The male feathers are black in colour, with the exception of the white wing-tips and tail-plumes and this is perfect camouflage for breeding at night. This is the reason why the males will guard and breed the eggs at night, and the females, with their dull grey feathers, breed during the day. Tail plumes are normally a brownish-orange colour because of the red Oudtshoorn dust, which can be easily washed off to return to its original white colour. The lower 30cm of the neck is covered with feathers, and the remainder with short downy feathers and hairs, as well as the head that is covered with short, straight hairs.
HOW FEATHERS ARE HARVESTED
A prize male ostrich yields around 40-50 plumes. Between 200 and 300 wing plumes would make 1kg, whereas female wing plumes are even lighter. The total “harvest” from one bird at one plucking weighs about 2kg including body feathers. IF the feathers stay in the ostrich after they become “ripe”, they lose their lustre and become dull (hence the bird must be plucked, while the quills are still “green”). The quills are pulled out to prevent irritation to the bird and damage to the new feathers starting to grow behind the quills. The ostriches are never left completely bare at any stage, to prevent sun burn and skin damage.

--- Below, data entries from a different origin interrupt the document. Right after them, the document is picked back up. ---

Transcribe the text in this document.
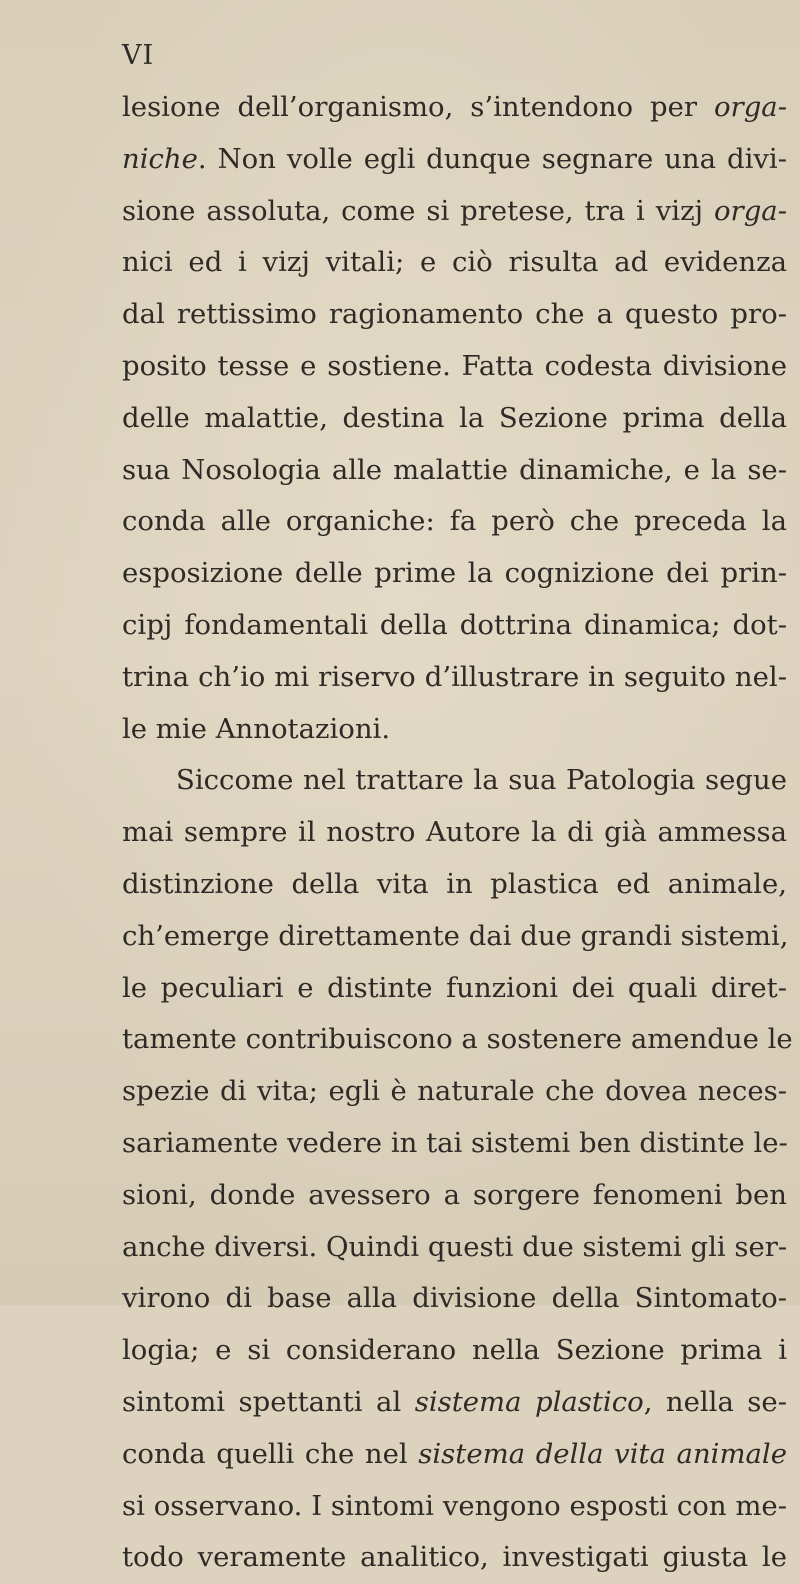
VI
lesione dell’organismo, s’intendono per orga-
niche. Non volle egli dunque segnare una divi-
sione assoluta, come si pretese, tra i vizj orga-
nici ed i vizj vitali; e ciò risulta ad evidenza
dal rettissimo ragionamento che a questo pro-
posito tesse e sostiene. Fatta codesta divisione
delle malattie, destina la Sezione prima della
sua Nosologia alle malattie dinamiche, e la se-
conda alle organiche: fa però che preceda la
esposizione delle prime la cognizione dei prin-
cipj fondamentali della dottrina dinamica; dot-
trina ch’io mi riservo d’illustrare in seguito nel-
le mie Annotazioni.
Siccome nel trattare la sua Patologia segue
mai sempre il nostro Autore la di già ammessa
distinzione della vita in plastica ed animale,
ch’emerge direttamente dai due grandi sistemi,
le peculiari e distinte funzioni dei quali diret-
tamente contribuiscono a sostenere amendue le
spezie di vita; egli è naturale che dovea neces-
sariamente vedere in tai sistemi ben distinte le-
sioni, donde avessero a sorgere fenomeni ben
anche diversi. Quindi questi due sistemi gli ser-
virono di base alla divisione della Sintomato-
logia; e si considerano nella Sezione prima i
sintomi spettanti al sistema plastico, nella se-
conda quelli che nel sistema della vita animale
si osservano. I sintomi vengono esposti con me-
todo veramente analitico, investigati giusta le
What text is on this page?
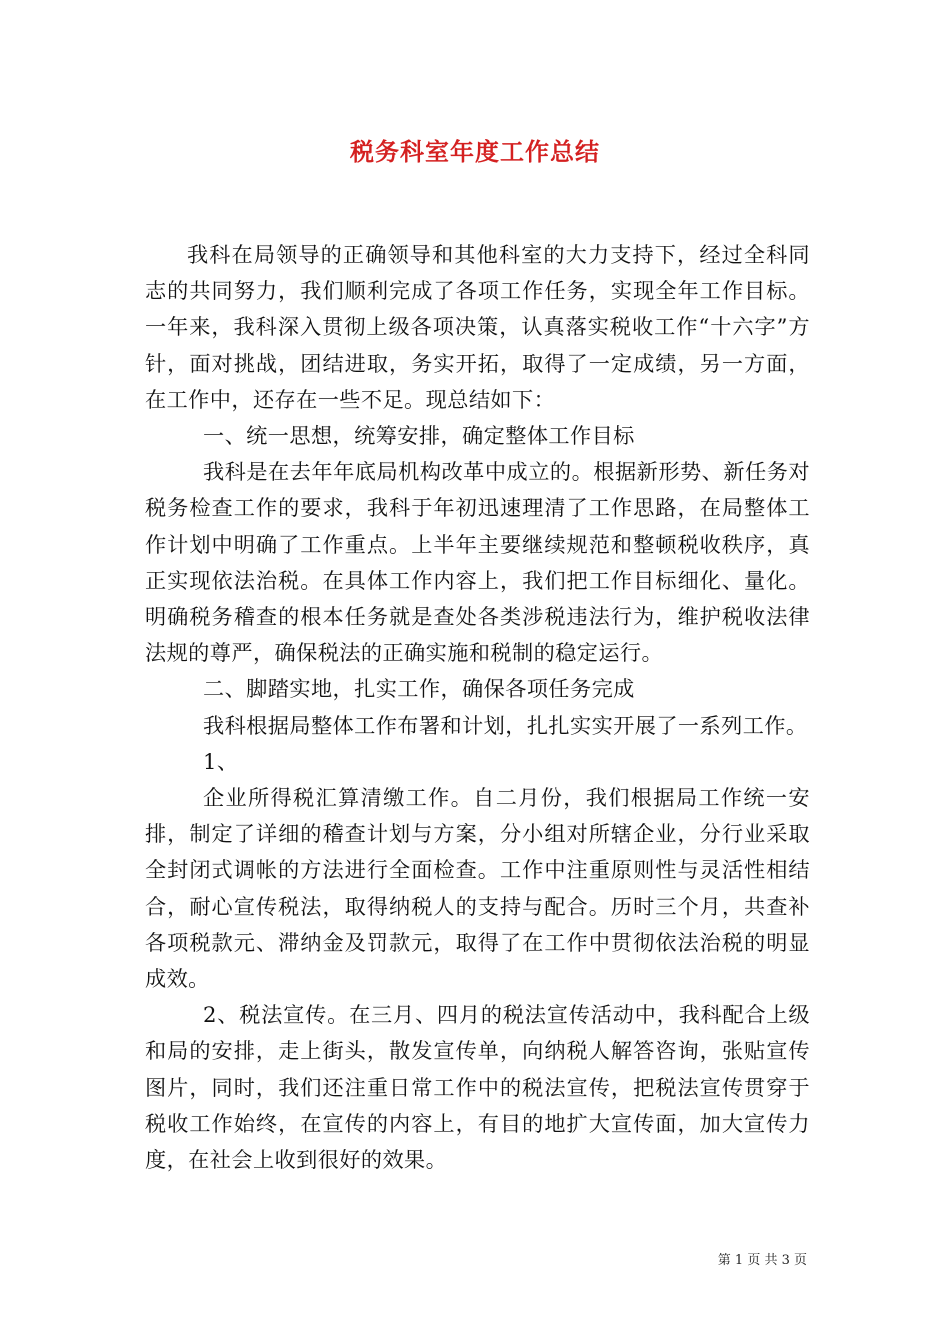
税务科室年度工作总结

我科在局领导的正确领导和其他科室的大力支持下，经过全科同志的共同努力，我们顺利完成了各项工作任务，实现全年工作目标。一年来，我科深入贯彻上级各项决策，认真落实税收工作“十六字”方针，面对挑战，团结进取，务实开拓，取得了一定成绩，另一方面，在工作中，还存在一些不足。现总结如下：

一、统一思想，统筹安排，确定整体工作目标

我科是在去年年底局机构改革中成立的。根据新形势、新任务对税务检查工作的要求，我科于年初迅速理清了工作思路，在局整体工作计划中明确了工作重点。上半年主要继续规范和整顿税收秩序，真正实现依法治税。在具体工作内容上，我们把工作目标细化、量化。明确税务稽查的根本任务就是查处各类涉税违法行为，维护税收法律法规的尊严，确保税法的正确实施和税制的稳定运行。

二、脚踏实地，扎实工作，确保各项任务完成

我科根据局整体工作布署和计划，扎扎实实开展了一系列工作。

1、

企业所得税汇算清缴工作。自二月份，我们根据局工作统一安排，制定了详细的稽查计划与方案，分小组对所辖企业，分行业采取全封闭式调帐的方法进行全面检查。工作中注重原则性与灵活性相结合，耐心宣传税法，取得纳税人的支持与配合。历时三个月，共查补各项税款元、滞纳金及罚款元，取得了在工作中贯彻依法治税的明显成效。

2、税法宣传。在三月、四月的税法宣传活动中，我科配合上级和局的安排，走上街头，散发宣传单，向纳税人解答咨询，张贴宣传图片，同时，我们还注重日常工作中的税法宣传，把税法宣传贯穿于税收工作始终，在宣传的内容上，有目的地扩大宣传面，加大宣传力度，在社会上收到很好的效果。

第 1 页 共 3 页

Feather boas are wing plumes “plucked” from the shaft of the feather and tied together with a needle and string. Approximately 40 wing plumes are used to make a 1.5m boa, and takes about a day and a half to make.
30 grams of body feathers are used to make one feather duster. Feather dusters can be successfully washed and dried because the ostrich has no oil glands and the feathers are therefore not oily. The reason why ostrich feathers work so well as feather dusters is because once they are stroked, they become charged with static electricity. This helps the dust particles to stick to the feather, unlike other feather dusters that just move the dust around.